Checché ne dica Federico Rampini nel suo La Speranza Africana, la Nigeria non è affatto un “paese democratico”, ma come molti paesi africani è piuttosto una democrazia formale di tipo autoritario.
Ma non è questo il punto. Il punto è che dopo il Kenya ora tocca alla Nigeria: davvero potremmo essere alle porte di una nuova “primavera africana”?
A Lagos, Abuja, Mina, Kano, Katsina e altre decine di località in tutto il paese, milioni di nigeriani sono scesi in piazza nei giorni scorsi per protestare contro la peggiore crisi del costo della vita del Paese. Ad Abuja gli agenti hanno sparato gas lacrimogeni per disperdere la folla che si era radunata a pochi chilometri dalla villa presidenziale. La polizia ha lanciato gas lacrimogeni contro i manifestanti anche negli Stati di Bauchi e Borno, nel nord-est del Paese.

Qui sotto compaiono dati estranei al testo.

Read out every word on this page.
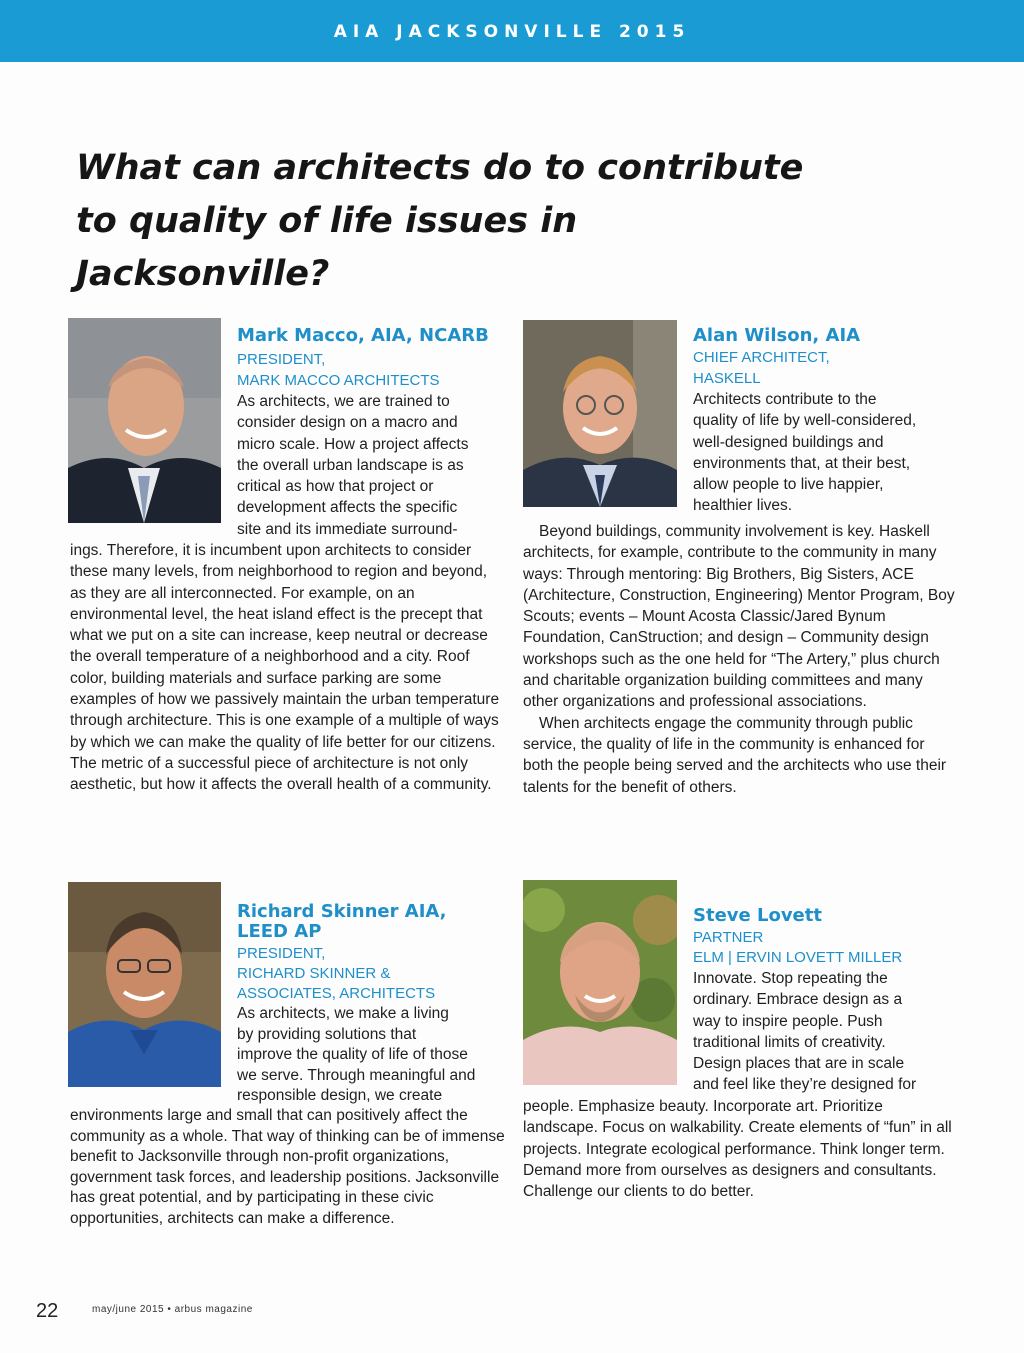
AIA JACKSONVILLE 2015
What can architects do to contribute to quality of life issues in Jacksonville?
Mark Macco, AIA, NCARB
PRESIDENT,
MARK MACCO ARCHITECTS
As architects, we are trained to
consider design on a macro and
micro scale. How a project affects
the overall urban landscape is as
critical as how that project or
development affects the specific
site and its immediate surround-
ings. Therefore, it is incumbent upon architects to consider these many levels, from neighborhood to region and beyond, as they are all interconnected. For example, on an environmental level, the heat island effect is the precept that what we put on a site can increase, keep neutral or decrease the overall temperature of a neighborhood and a city. Roof color, building materials and surface parking are some examples of how we passively maintain the urban temperature through architecture. This is one example of a multiple of ways by which we can make the quality of life better for our citizens. The metric of a successful piece of architecture is not only aesthetic, but how it affects the overall health of a community.
Alan Wilson, AIA
CHIEF ARCHITECT,
HASKELL
Architects contribute to the
quality of life by well-considered,
well-designed buildings and
environments that, at their best,
allow people to live happier,
healthier lives.

Beyond buildings, community involvement is key. Haskell architects, for example, contribute to the community in many ways: Through mentoring: Big Brothers, Big Sisters, ACE (Architecture, Construction, Engineering) Mentor Program, Boy Scouts; events – Mount Acosta Classic/Jared Bynum Foundation, CanStruction; and design – Community design workshops such as the one held for “The Artery,” plus church and charitable organization building committees and many other organizations and professional associations.

When architects engage the community through public service, the quality of life in the community is enhanced for both the people being served and the architects who use their talents for the benefit of others.

Richard Skinner AIA,
LEED AP
PRESIDENT,
RICHARD SKINNER &
ASSOCIATES, ARCHITECTS
As architects, we make a living
by providing solutions that
improve the quality of life of those
we serve. Through meaningful and
responsible design, we create
environments large and small that can positively affect the community as a whole. That way of thinking can be of immense benefit to Jacksonville through non-profit organizations, government task forces, and leadership positions. Jacksonville has great potential, and by participating in these civic opportunities, architects can make a difference.
Steve Lovett
PARTNER
ELM | ERVIN LOVETT MILLER
Innovate. Stop repeating the
ordinary. Embrace design as a
way to inspire people. Push
traditional limits of creativity.
Design places that are in scale
and feel like they’re designed for
people. Emphasize beauty. Incorporate art. Prioritize landscape. Focus on walkability. Create elements of “fun” in all projects. Integrate ecological performance. Think longer term. Demand more from ourselves as designers and consultants. Challenge our clients to do better.
22	may/june 2015 • arbus magazine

“Protestiamo contro la fame diffusa nel Paese e contro le diffuse disuguaglianze”, ha affermato Adeyanju Deji, attivista per i diritti umani. Su uno striscione la scritta: “Quando è troppo è troppo, Rivoluzione ora!”; su un altro “Stop al cattivo governo ora”. Il governo ha imposto intanto il coprifuoco in varie regioni del paese e forze di sicurezza e camion blindati sono stati dispiegati in molte città.

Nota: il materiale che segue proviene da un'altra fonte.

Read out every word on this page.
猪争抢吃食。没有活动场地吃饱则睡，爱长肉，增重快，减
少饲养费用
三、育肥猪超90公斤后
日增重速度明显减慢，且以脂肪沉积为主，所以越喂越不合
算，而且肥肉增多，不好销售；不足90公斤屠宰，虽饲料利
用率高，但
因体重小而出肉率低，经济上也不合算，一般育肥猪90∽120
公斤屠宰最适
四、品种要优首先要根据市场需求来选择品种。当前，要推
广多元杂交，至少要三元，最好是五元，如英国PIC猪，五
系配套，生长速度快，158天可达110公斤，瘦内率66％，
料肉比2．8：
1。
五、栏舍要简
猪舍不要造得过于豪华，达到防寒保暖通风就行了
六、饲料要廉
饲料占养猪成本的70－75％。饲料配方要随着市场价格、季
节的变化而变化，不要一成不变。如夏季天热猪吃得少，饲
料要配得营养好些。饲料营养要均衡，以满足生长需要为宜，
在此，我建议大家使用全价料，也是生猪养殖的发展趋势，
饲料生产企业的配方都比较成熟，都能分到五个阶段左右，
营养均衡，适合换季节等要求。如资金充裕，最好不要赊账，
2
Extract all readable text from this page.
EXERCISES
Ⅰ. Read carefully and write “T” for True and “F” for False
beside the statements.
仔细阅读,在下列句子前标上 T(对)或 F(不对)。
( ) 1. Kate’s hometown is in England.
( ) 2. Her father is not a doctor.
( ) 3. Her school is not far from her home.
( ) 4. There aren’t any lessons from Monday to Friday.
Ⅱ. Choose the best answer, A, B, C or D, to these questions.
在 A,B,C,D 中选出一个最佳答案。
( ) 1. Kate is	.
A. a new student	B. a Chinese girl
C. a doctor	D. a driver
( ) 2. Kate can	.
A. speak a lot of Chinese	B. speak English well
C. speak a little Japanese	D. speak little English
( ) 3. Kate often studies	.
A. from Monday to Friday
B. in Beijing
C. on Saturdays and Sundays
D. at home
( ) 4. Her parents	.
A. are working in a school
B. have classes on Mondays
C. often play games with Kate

Un sondaggio dell’African Polling Institute ci dice che nonostante tutto, il 69% dei nigeriani di età compresa tra 18 e 35 anni vuole rimanere a vivere in Nigeria. Vuole un futuro nel proprio paese.

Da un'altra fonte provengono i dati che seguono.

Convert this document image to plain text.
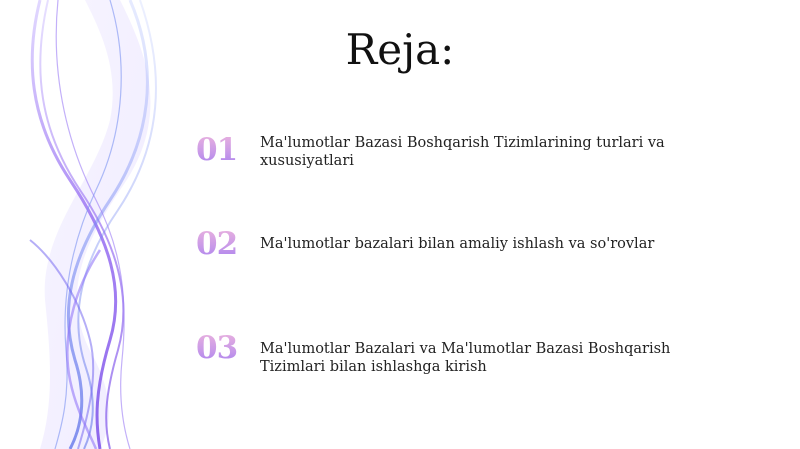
Reja:
01	Ma'lumotlar Bazasi Boshqarish Tizimlarining turlari va xususiyatlari
02	Ma'lumotlar bazalari bilan amaliy ishlash va so'rovlar
03	Ma'lumotlar Bazalari va Ma'lumotlar Bazasi Boshqarish Tizimlari bilan ishlashga kirish
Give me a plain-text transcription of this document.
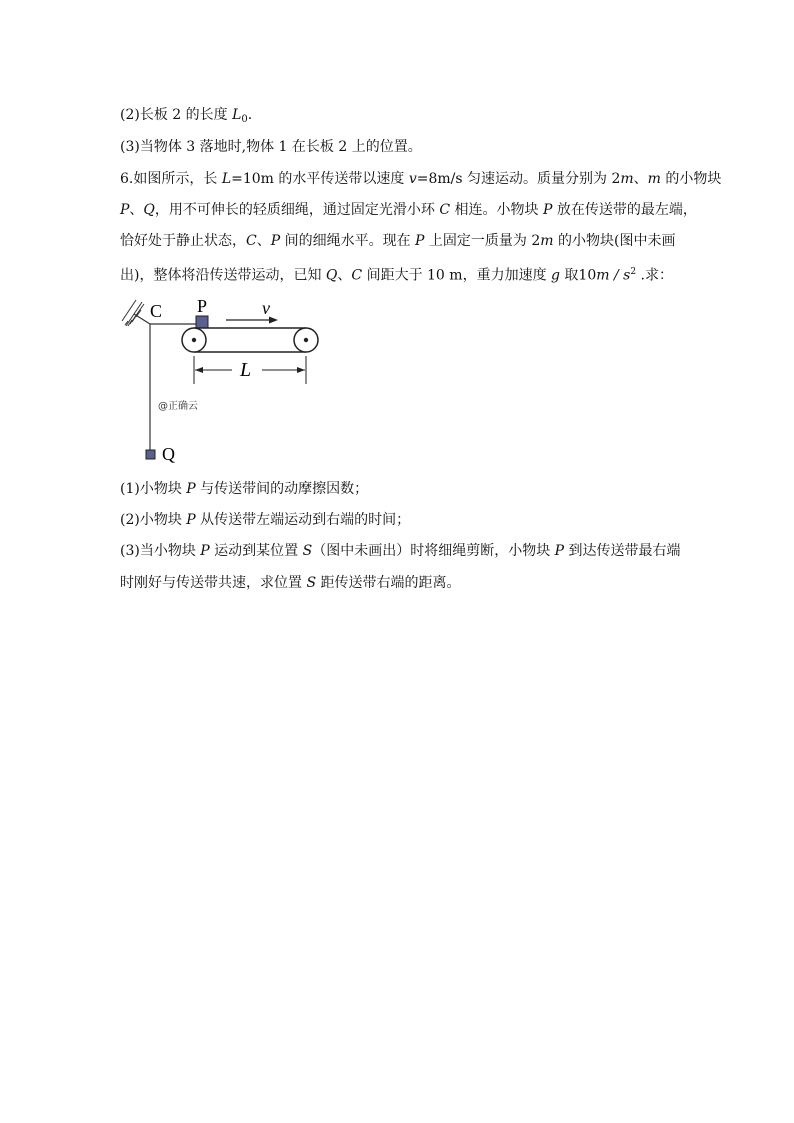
(2)长板 2 的长度 $L_0$.
(3)当物体 3 落地时,物体 1 在长板 2 上的位置。
6.如图所示，长 L=10m 的水平传送带以速度 v=8m/s 匀速运动。质量分别为 2m、m 的小物块
P、Q，用不可伸长的轻质细绳，通过固定光滑小环 C 相连。小物块 P 放在传送带的最左端，
恰好处于静止状态，C、P 间的细绳水平。现在 P 上固定一质量为 2m 的小物块(图中未画
出)，整体将沿传送带运动，已知 Q、C 间距大于 10 m，重力加速度 g 取$10m / s^2$ .求：
C P	v
L
Q
@正确云
(1)小物块 P 与传送带间的动摩擦因数；
(2)小物块 P 从传送带左端运动到右端的时间；
(3)当小物块 P 运动到某位置 S（图中未画出）时将细绳剪断，小物块 P 到达传送带最右端
时刚好与传送带共速，求位置 S 距传送带右端的距离。
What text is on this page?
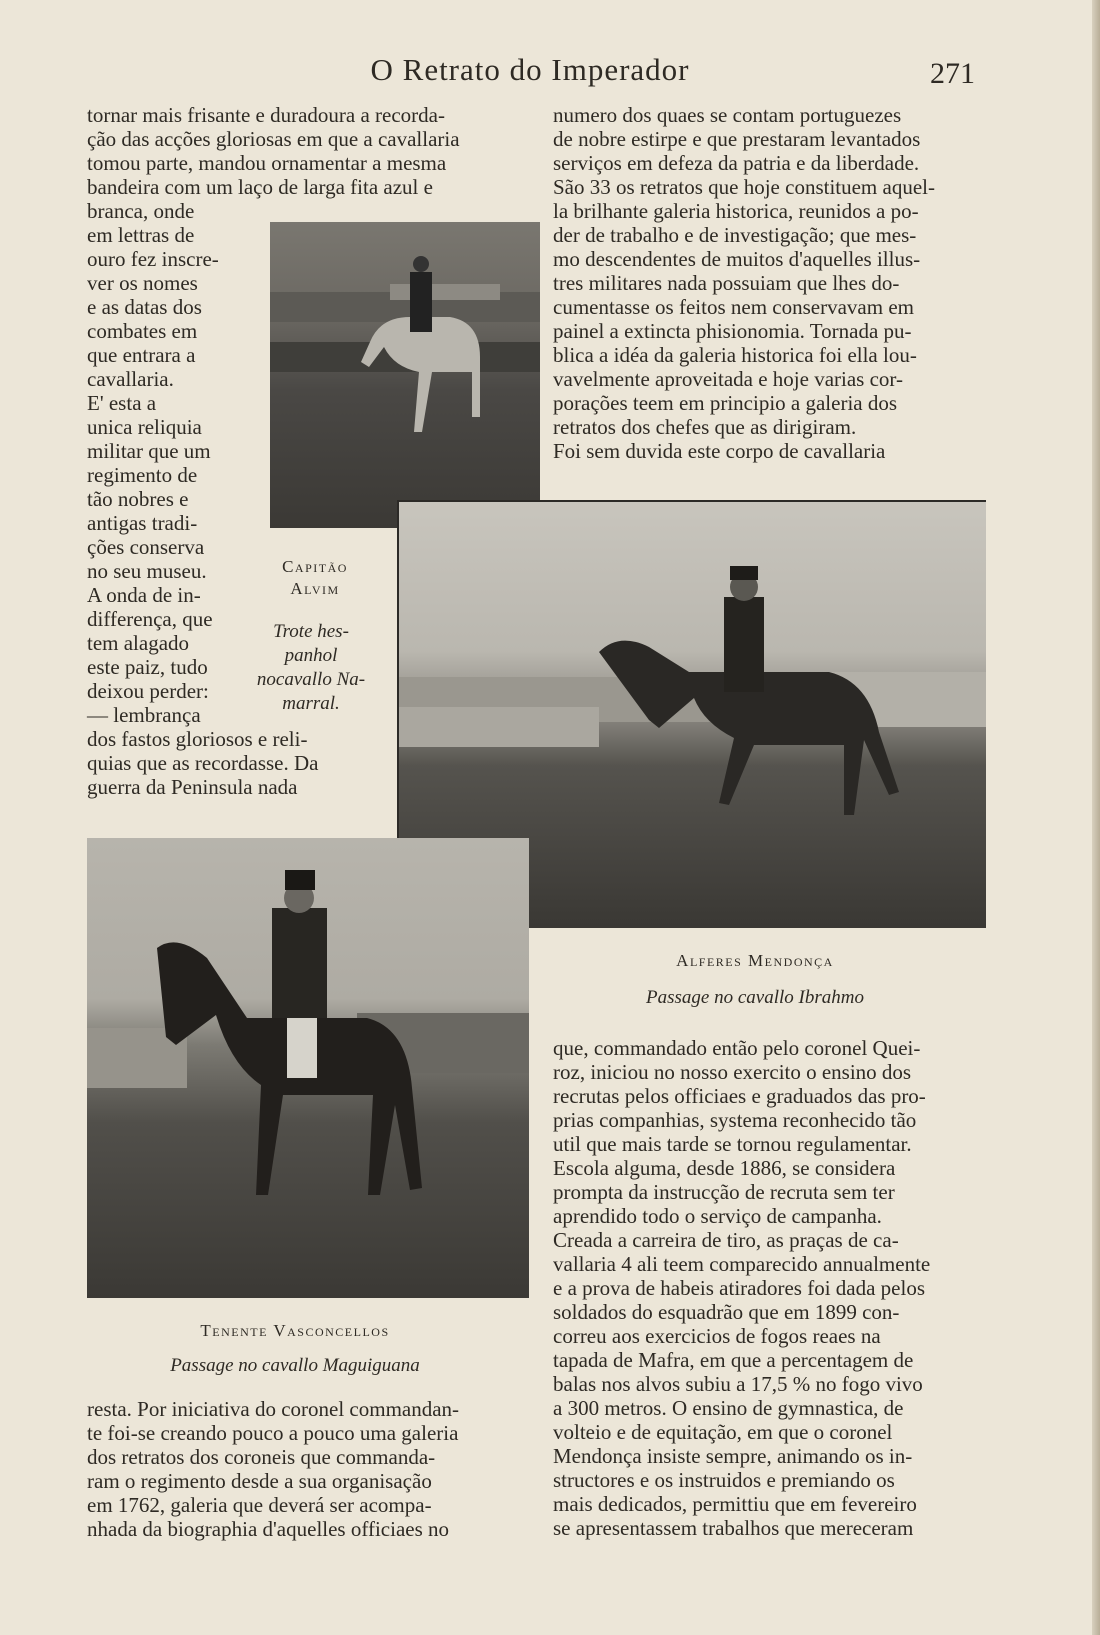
O Retrato do Imperador	271
tornar mais frisante e duradoura a recorda-
ção das acções gloriosas em que a cavallaria
tomou parte, mandou ornamentar a mesma
bandeira com um laço de larga fita azul e
branca, onde
em lettras de
ouro fez inscre-
ver os nomes
e as datas dos
combates em
que entrara a
cavallaria.
E' esta a
unica reliquia
militar que um
regimento de
tão nobres e
antigas tradi-
ções conserva
no seu museu.
A onda de in-
differença, que
tem alagado
este paiz, tudo
deixou perder:
— lembrança
dos fastos gloriosos e reli-
quias que as recordasse. Da
guerra da Peninsula nada
numero dos quaes se contam portuguezes
de nobre estirpe e que prestaram levantados
serviços em defeza da patria e da liberdade.
São 33 os retratos que hoje constituem aquel-
la brilhante galeria historica, reunidos a po-
der de trabalho e de investigação; que mes-
mo descendentes de muitos d'aquelles illus-
tres militares nada possuiam que lhes do-
cumentasse os feitos nem conservavam em
painel a extincta phisionomia. Tornada pu-
blica a idéa da galeria historica foi ella lou-
vavelmente aproveitada e hoje varias cor-
porações teem em principio a galeria dos
retratos dos chefes que as dirigiram.
Foi sem duvida este corpo de cavallaria
que, commandado então pelo coronel Quei-
roz, iniciou no nosso exercito o ensino dos
recrutas pelos officiaes e graduados das pro-
prias companhias, systema reconhecido tão
util que mais tarde se tornou regulamentar.
Escola alguma, desde 1886, se considera
prompta da instrucção de recruta sem ter
aprendido todo o serviço de campanha.
Creada a carreira de tiro, as praças de ca-
vallaria 4 ali teem comparecido annualmente
e a prova de habeis atiradores foi dada pelos
soldados do esquadrão que em 1899 con-
correu aos exercicios de fogos reaes na
tapada de Mafra, em que a percentagem de
balas nos alvos subiu a 17,5 % no fogo vivo
a 300 metros. O ensino de gymnastica, de
volteio e de equitação, em que o coronel
Mendonça insiste sempre, animando os in-
structores e os instruidos e premiando os
mais dedicados, permittiu que em fevereiro
se apresentassem trabalhos que mereceram
resta. Por iniciativa do coronel commandan-
te foi-se creando pouco a pouco uma galeria
dos retratos dos coroneis que commanda-
ram o regimento desde a sua organisação
em 1762, galeria que deverá ser acompa-
nhada da biographia d'aquelles officiaes no
Capitão Alvim
Trote hes-panhol nocavallo Na-marral.
Alferes Mendonça
Passage no cavallo Ibrahmo
Tenente Vasconcellos
Passage no cavallo Maguiguana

È possibile che, come in Kenya, anche in Nigeria le proteste nate per motivazioni prevalentemente economiche, e legate alla crisi alimentare del paese, assumano un carattere di concreta rivolta molto più vasta di cui non si possono oggi prevedere gli sviluppi. Come molti analisti prevedevano, le manifestazioni antigovernative iniziate in Nigeria sono sfociate in disordini che hanno provocato numerose vittime e uno stato di caos in un paese con oltre 230 milioni di abitanti!
“Abbiamo fame”, uno degli slogan gridati dai ragazzi della Generazione Z.
I partecipanti al movimento #EndbadGovernanceinNigeria (Per porre fine alla cattiva governance in Nigeria) chiedono a Bola Tinubu di tornare su alcune riforme, come la sospensione della sovvenzione al carburante, e di “porre fine alla sofferenza e alla fame” nel paese.
L’adolescenza di questa generazione africana (e non solo) in fondo è una nostalgia. Noi adulti forse rimpiangiamo l’innocenza della nostra infanzia, i giovani della generazione Z rimpiangono quel sentirsi adatti e compresi come quando erano più piccoli.
Noi parliamo il linguaggio dell’esperienza e sappiamo che le sfide si vincono oppure si perdono, ma comunque si superano. I giovani della Gen Z parlano un altro linguaggio, quello dell’ora e qui. Chiedono risposte per stare meglio adesso e chiedono soluzioni immediate. Noi non gliele possiamo dare ed è per questo che a noi non credono. Spesso hanno come la sensazione di essere nati in un epoca “sbagliata” e il desiderio di vivere in un tempo che non c’è.
Forse dovremmo solo imparare a capire (mi verrebbe da dire “ad amare”) chi non si fida più di noi, togliendoci di dosso quella sottile scintilla di orgoglio che attraversa inevitabilmente nostro sguardo.